The World Weather Attribution Network, a consortium of climate scientists as well as disaster experts, published the findings online on April 11.

From January to March, southeast Africa was hit by a series heavy rains and tropical storms. The researchers examined two events in this study: Tropical Storm Ana, which caused flooding in northern Madagascar and Malawi in January and claimed at least 70 lives; and Cyclone Batsirai in February, which devastated southern Madagascar and left hundreds of people homeless.

The team first chose a three-day period of heavy rainfall for each storm to search for climate change’s fingerprints.
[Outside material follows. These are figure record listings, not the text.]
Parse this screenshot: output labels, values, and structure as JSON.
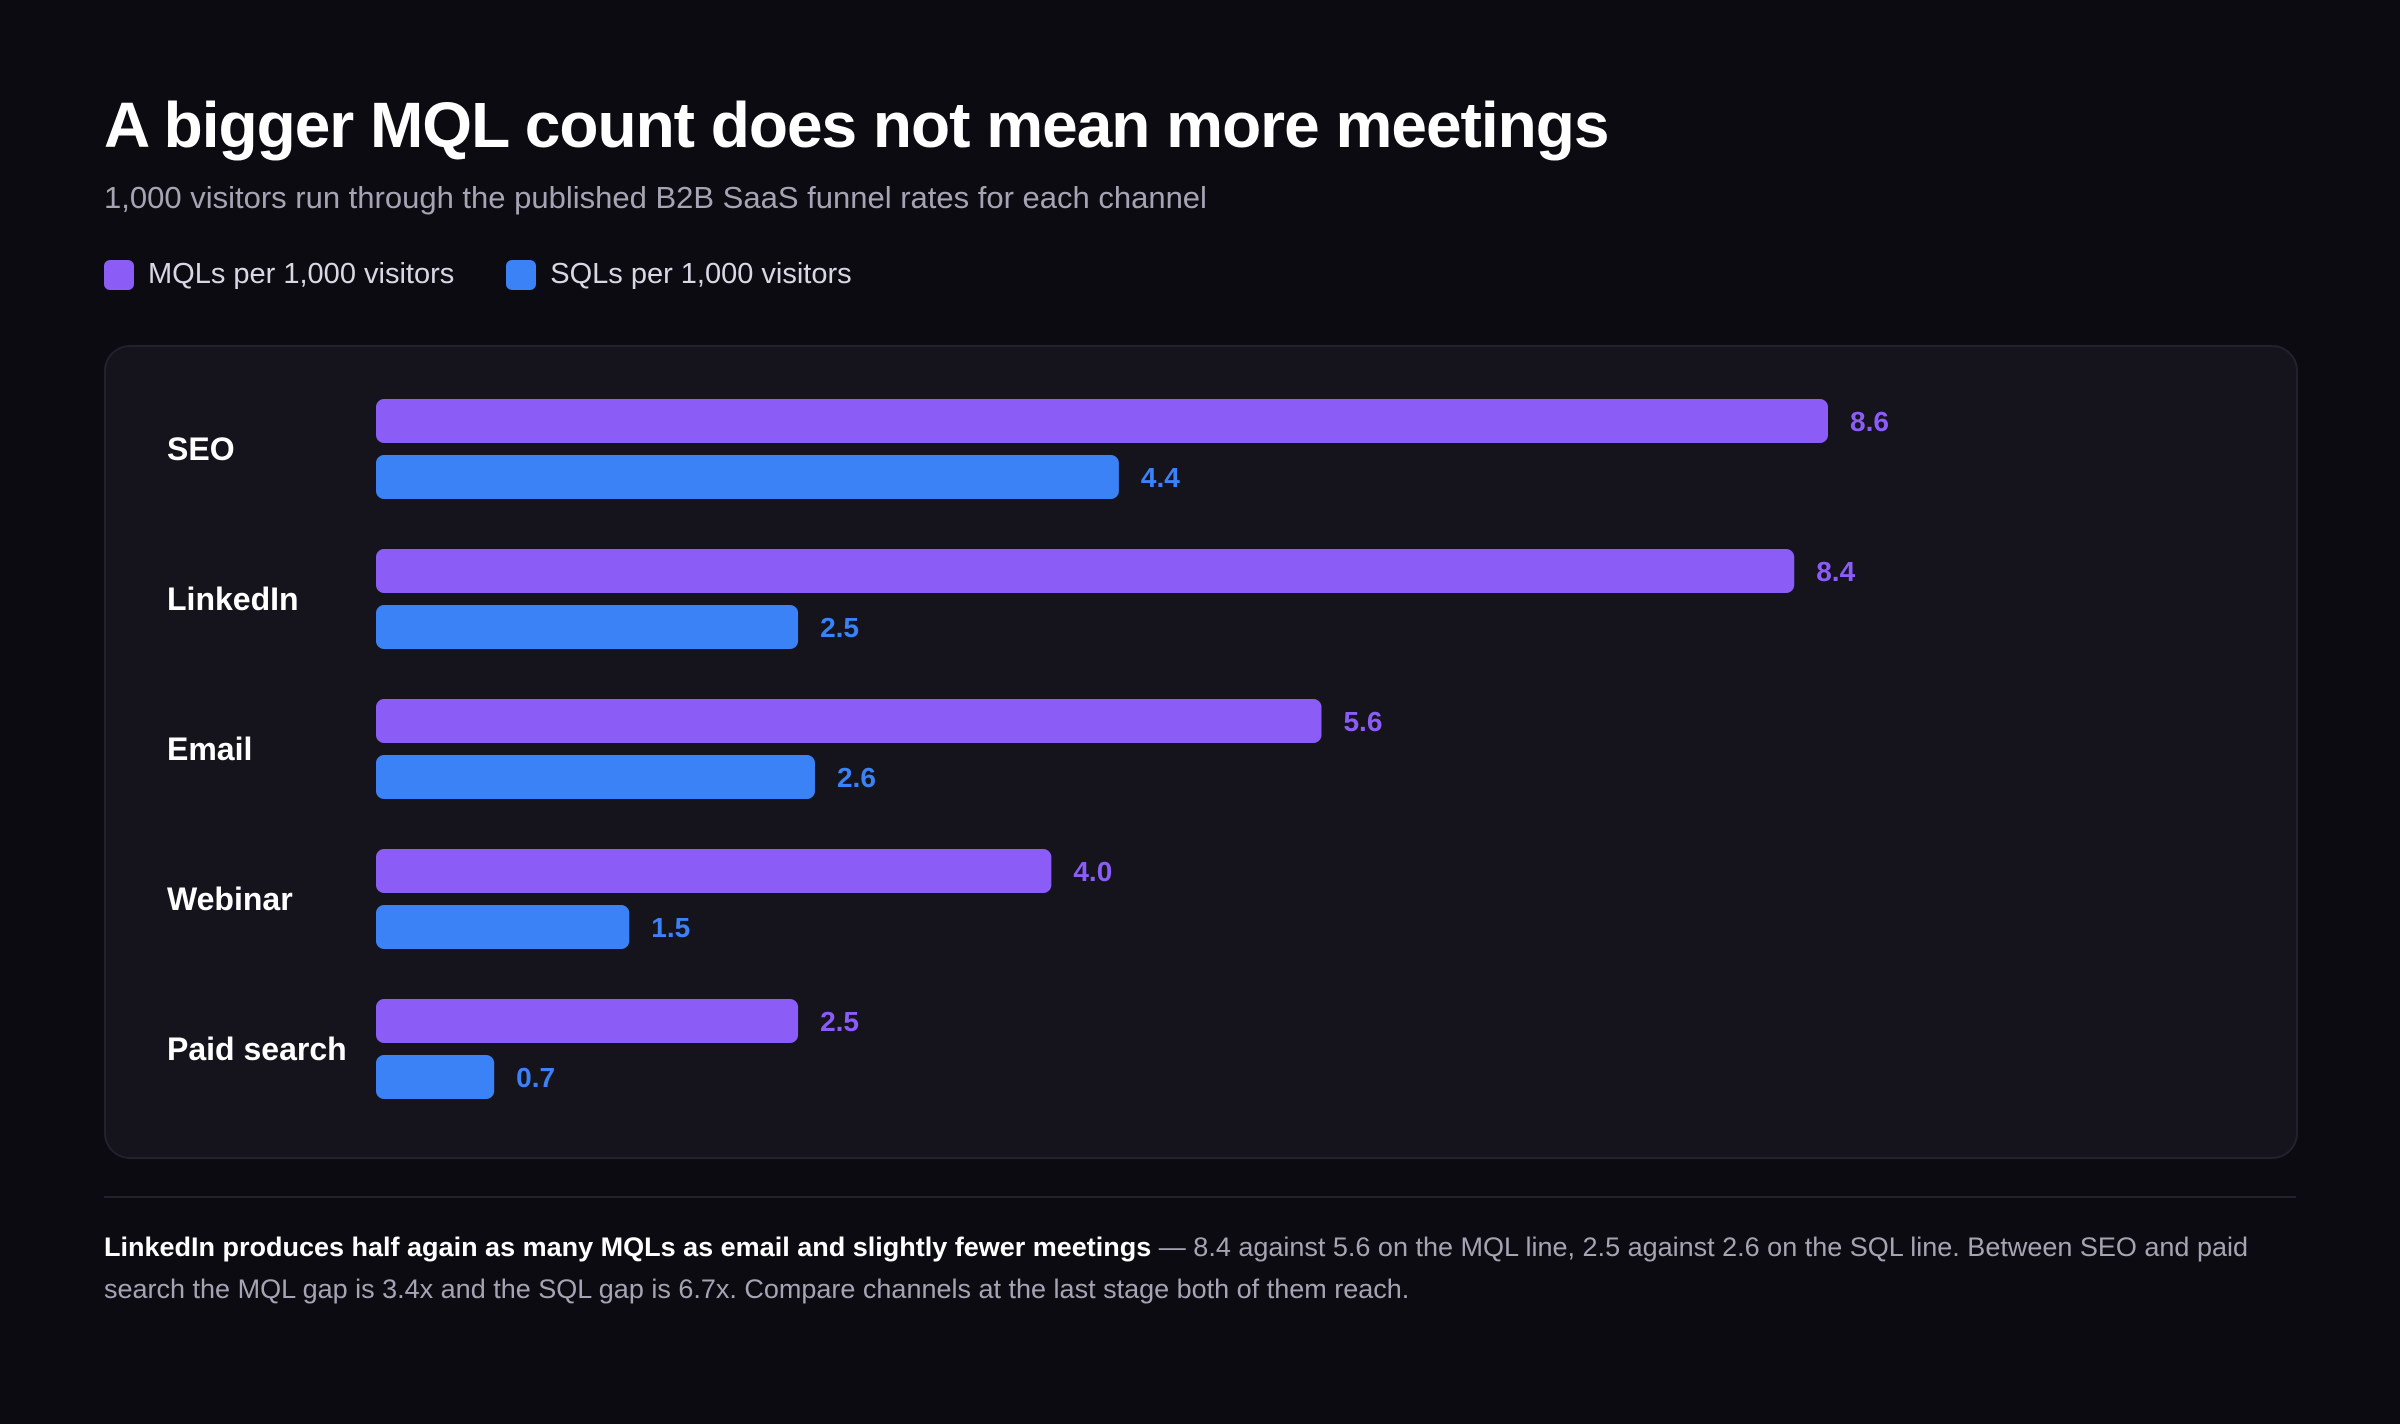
{
  "header": {
    "title": "A bigger MQL count does not mean more meetings",
    "subtitle": "1,000 visitors run through the published B2B SaaS funnel rates for each channel"
  },
  "legend": [
    {
      "label": "MQLs per 1,000 visitors",
      "color": "#8b5cf6"
    },
    {
      "label": "SQLs per 1,000 visitors",
      "color": "#3b82f6"
    }
  ],
  "chart_data": {
    "type": "bar",
    "orientation": "horizontal",
    "categories": [
      "SEO",
      "LinkedIn",
      "Email",
      "Webinar",
      "Paid search"
    ],
    "series": [
      {
        "name": "MQLs per 1,000 visitors",
        "color": "#8b5cf6",
        "values": [
          8.6,
          8.4,
          5.6,
          4.0,
          2.5
        ],
        "labels": [
          "8.6",
          "8.4",
          "5.6",
          "4.0",
          "2.5"
        ]
      },
      {
        "name": "SQLs per 1,000 visitors",
        "color": "#3b82f6",
        "values": [
          4.4,
          2.5,
          2.6,
          1.5,
          0.7
        ],
        "labels": [
          "4.4",
          "2.5",
          "2.6",
          "1.5",
          "0.7"
        ]
      }
    ],
    "xlim": [
      0,
      8.6
    ],
    "grid": false,
    "legend_position": "top-left"
  },
  "footnote": {
    "bold": "LinkedIn produces half again as many MQLs as email and slightly fewer meetings",
    "rest": " — 8.4 against 5.6 on the MQL line, 2.5 against 2.6 on the SQL line. Between SEO and paid search the MQL gap is 3.4x and the SQL gap is 6.7x. Compare channels at the last stage both of them reach."
  }
}
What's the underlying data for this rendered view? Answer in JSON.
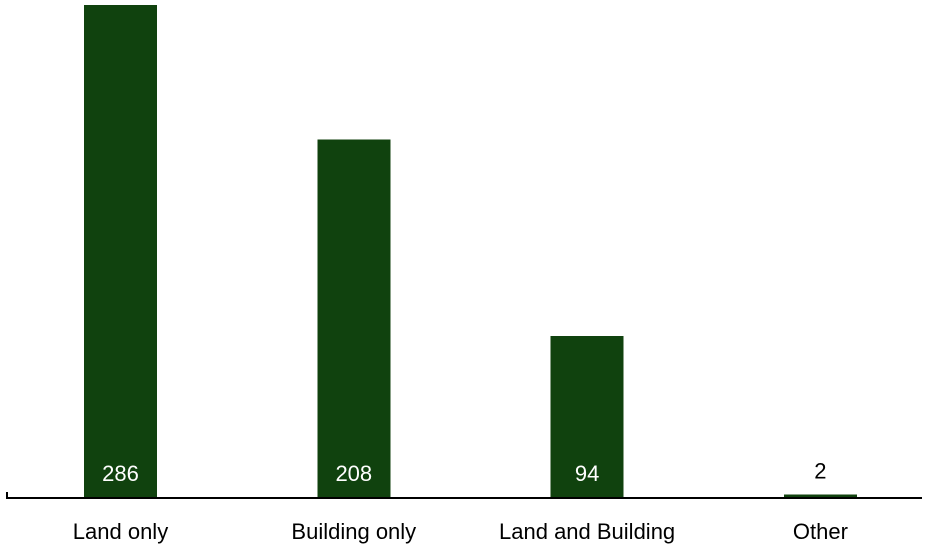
{
  "chart_data": {
    "type": "bar",
    "categories": [
      "Land only",
      "Building only",
      "Land and Building",
      "Other"
    ],
    "values": [
      286,
      208,
      94,
      2
    ],
    "value_labels": [
      "286",
      "208",
      "94",
      "2"
    ],
    "title": "",
    "xlabel": "",
    "ylabel": "",
    "ylim": [
      0,
      286
    ],
    "grid": false,
    "show_y_axis": false,
    "data_label_position": "inside-bottom",
    "colors": {
      "bar": "#10420e",
      "label_inside": "#ffffff",
      "label_outside": "#000000",
      "axis": "#000000"
    }
  }
}
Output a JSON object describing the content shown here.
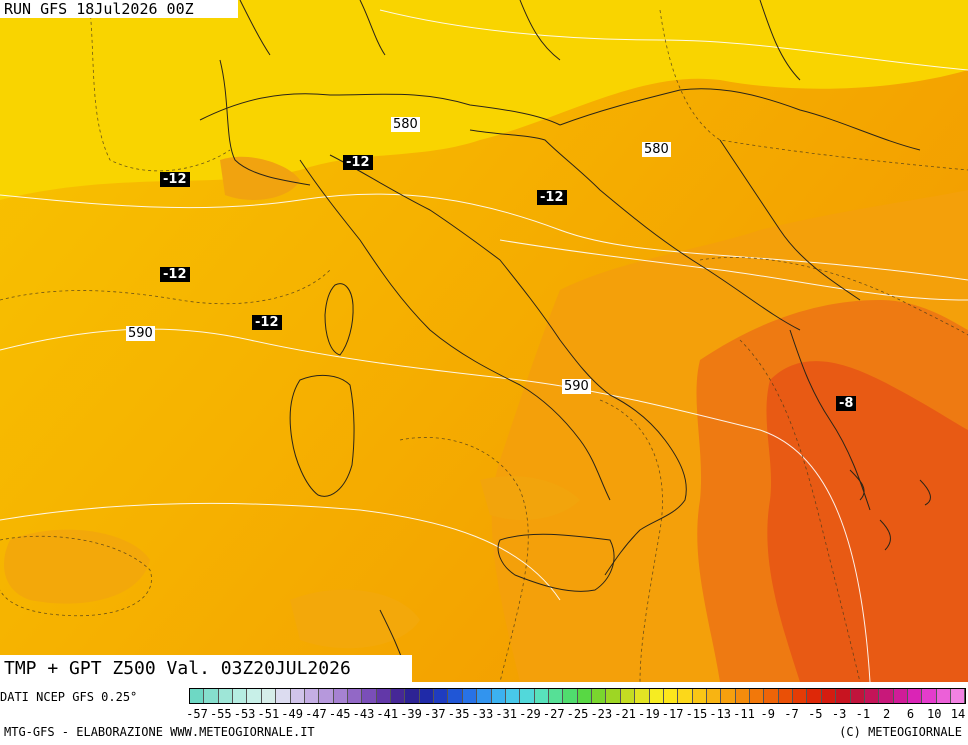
{
  "header": {
    "run": "RUN GFS 18Jul2026 00Z"
  },
  "title": "TMP + GPT Z500 Val. 03Z20JUL2026",
  "source": "DATI NCEP GFS 0.25°",
  "footer": {
    "left": "MTG-GFS - ELABORAZIONE WWW.METEOGIORNALE.IT",
    "right": "(C) METEOGIORNALE"
  },
  "gpt_labels": [
    "580",
    "580",
    "590",
    "590"
  ],
  "tmp_labels": [
    "-12",
    "-12",
    "-12",
    "-12",
    "-12",
    "-8"
  ],
  "legend": {
    "ticks": [
      "-57",
      "-55",
      "-53",
      "-51",
      "-49",
      "-47",
      "-45",
      "-43",
      "-41",
      "-39",
      "-37",
      "-35",
      "-33",
      "-31",
      "-29",
      "-27",
      "-25",
      "-23",
      "-21",
      "-19",
      "-17",
      "-15",
      "-13",
      "-11",
      "-9",
      "-7",
      "-5",
      "-3",
      "-1",
      "2",
      "6",
      "10",
      "14"
    ],
    "colors": [
      "#6ed8c4",
      "#86dfcd",
      "#9ee6d7",
      "#b6ede2",
      "#c8f0e8",
      "#d6ede9",
      "#dcdcf0",
      "#d0c4ea",
      "#c4aee4",
      "#b698dc",
      "#a682d2",
      "#9268c6",
      "#7a4fb8",
      "#6238a8",
      "#462896",
      "#2d2394",
      "#1f2aa8",
      "#1f3cc0",
      "#2056d6",
      "#2872e6",
      "#3294ee",
      "#3cb2f0",
      "#48c8ea",
      "#52d8da",
      "#58e2bc",
      "#56e096",
      "#50dc6e",
      "#58d844",
      "#7ad62e",
      "#9ed624",
      "#c4dc22",
      "#e2e424",
      "#f6ec22",
      "#fde61c",
      "#fcd81a",
      "#fac616",
      "#f8b412",
      "#f6a00e",
      "#f48c0c",
      "#f2780a",
      "#ee6408",
      "#ea5006",
      "#e43c06",
      "#de2808",
      "#d41c10",
      "#c81420",
      "#c0143c",
      "#c41458",
      "#c8187a",
      "#d01c98",
      "#da24b6",
      "#e43ccc",
      "#ec60d8",
      "#f282e2"
    ],
    "colormap_domain": "temperature 500 hPa (°C)"
  },
  "colors": {
    "warm": "#f7b000",
    "hot": "#ee5a10"
  }
}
The researchers then attempted to collect observational data from the area to reconstruct historical daily rain records from 1981 to 2022.

Only four weather stations in Mozambique provided consistent, high-quality data that spanned these decades. The team was able, however, to create simulations of the climate for the region using the data available.

Izidine Pito, a South African climatologist and climatologist, stated at the news conference that the sum of these simulations indicated that climate change had a role to play in intensifying the rains. But with insufficient historical rainfall data, the team “could not quantify the precise contribution” of climate change, Pinto said.

The study highlights how information on extreme weather events “is very much biased toward the Global North … [whereas] there are big gaps in the Global South,” said climate scientist Friedericke Otto of Imperial College London.

That’s an issue also highlighted by the Intergovernmental Panel on Climate Change. Insufficient Southern Hemisphere data is cited as a barrier by the IPCC. Assessing the likelihood of tropical cyclones becoming more frequent and intenseBeyond the North Atlantic OceanSN: 8/9/21).